According to estimates, over 4,000 volunteers were involved in cleaning 162 kilometers of beaches, removing a total of 38,522 kg of rubbish, of which 84% was plastic. On one third of the cleaned beaches, surgical masks from the Covid pandemic period are still present. Waste is first and foremost a cultural problem, which makes it necessary to insist on awareness-raising at all levels: from producers to consumers to those who manage waste disposal.

The Clean Up the Med campaign, now in its thirtieth year, since 1993 has been a real "call to action" aimed at putting in place along the coasts of the Mediterranean countries a great common mobilisation to defend the fragile and marvellous ecosystem of the Mare Nostrum from marine litter through a major volunteering initiative. A call to action that becomes a real warning to governments, national and local administrations, private stakeholders and individual citizens to take an active part in safeguarding our seas.

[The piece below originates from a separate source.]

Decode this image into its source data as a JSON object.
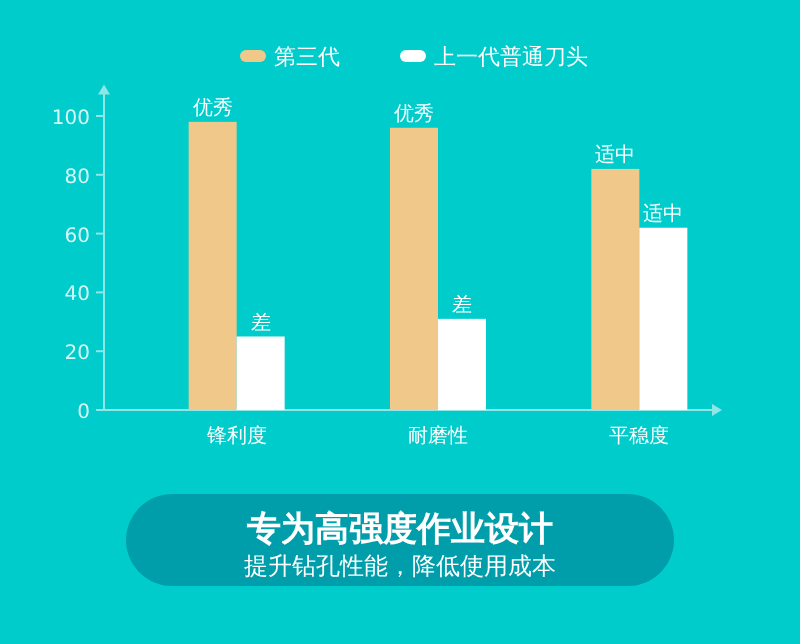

Thirty years more than 3,000 initiatives have been organised, involving thousands of volunteers each year, who with their energy have taken to the beach equipped with pliers, gloves and bibs to clean up the coasts and seabeds of waste, 80% of which consists of plastic, the most harmful and persistent waste for the marine habitat.


"Clean Up the Med encompasses two fundamental aspects that identify the mission of Legambiente. On the one hand, the strength of volunteering, which crosses borders to work on common goals, such as the protection of the Mediterranean Sea; on the other hand, the importance of having a united action against marine litter in all coastal countries," - underlines Giorgio Zampetti, Director General of Legambiente - over the last few years, the ever-growing unity of the associations and of the people involved, according to the numbers of this latest 2023 edition, has helped to weave and strengthen institutional ties, both nationally and with other countries bordering the same basin, in order to define increasingly necessary policies and synergic actions for waste prevention, management and disposal. In fact, the Mare Nostrum hosts one of the main biodiversity hotspots, but at the same time it is one of the marine areas where the largest amount of plastics and microplastics is concentrated".